Over the past few days I've set up various experimental projects to explore writing AWS serverless code in Kotlin. And I haven't had much success. My goal is to be able to write idiomatic, clean Kotlin code, which will make it easy to create and deploy infrastructure and code on AWS.

AWS offers a number of paths to serverless infrastructure as code, such as AWS SAM, AWS Cloudformation and AWS CDK.

  • SAM is a command-line tool, which isn't what I'm aiming for.
  • Cloudformation is more promising, but it is driven by Yaml or JSON files and is not programmatic. It's a bit like Terraform in that regard.
  • CDK is a programmatic wrapper around Cloudformation. In its Java variant, it works, and I managed to get some test code written in Kotlin and running via gradle. The Java API is very Builder-heavy, and not at all Kotlin-like.
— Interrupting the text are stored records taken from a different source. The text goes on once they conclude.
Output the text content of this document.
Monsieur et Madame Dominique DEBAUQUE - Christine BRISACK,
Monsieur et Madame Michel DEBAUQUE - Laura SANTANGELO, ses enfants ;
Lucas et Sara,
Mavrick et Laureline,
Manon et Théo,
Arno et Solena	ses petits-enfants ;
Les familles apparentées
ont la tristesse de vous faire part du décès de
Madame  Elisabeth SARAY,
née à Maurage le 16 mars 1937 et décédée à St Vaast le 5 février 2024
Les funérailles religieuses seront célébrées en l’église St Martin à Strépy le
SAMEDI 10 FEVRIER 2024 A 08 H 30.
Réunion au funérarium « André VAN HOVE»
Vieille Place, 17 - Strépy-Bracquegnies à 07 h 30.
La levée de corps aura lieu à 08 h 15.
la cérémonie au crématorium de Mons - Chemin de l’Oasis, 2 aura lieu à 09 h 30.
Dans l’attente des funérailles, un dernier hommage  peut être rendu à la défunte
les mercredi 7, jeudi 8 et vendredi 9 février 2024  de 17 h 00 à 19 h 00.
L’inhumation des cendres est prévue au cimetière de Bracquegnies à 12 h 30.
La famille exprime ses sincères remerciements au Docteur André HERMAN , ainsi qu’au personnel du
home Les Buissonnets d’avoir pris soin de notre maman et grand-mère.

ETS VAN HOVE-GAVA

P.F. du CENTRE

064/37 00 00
I found a CDK DSL which provides a Kotlin DSL wrapper around CDK, but it's not available in a maven repo, hasn't been touched in three years, and I immediately found a missing function that I had been using in the CDK. An alternative, AWS-CDK-Kotlin-DSL, is a Japanese project which automatically generates a DSL from the CDK source code. Clever but I struggled to understand how to include it in my project, and it only supports the older CDK version 1, not version 2.

It does appear that there is nothing out there which meets my requirements, and to build something myself would be a massive undertaking requiring more time and skill that I can devote to it. The best, most fully featured options are Kotless for a pure web/HTTP-REST server, or the CDK, for the complete AWS Cloudformation stack.

I did a search on Github - there are only seven projects tagged "cloudformation" written in Kotlin, none updated since 2020, and only the DSL mentioned above is remotely feature complete. Perhaps what I want to do just isn't what others want. I know that most people would recommend using Javascript or Typescript - there are plenty of libraries and frameworks out there - but to me, that's another think to learn, another language, and one I don't like nearly as much as Kotlin.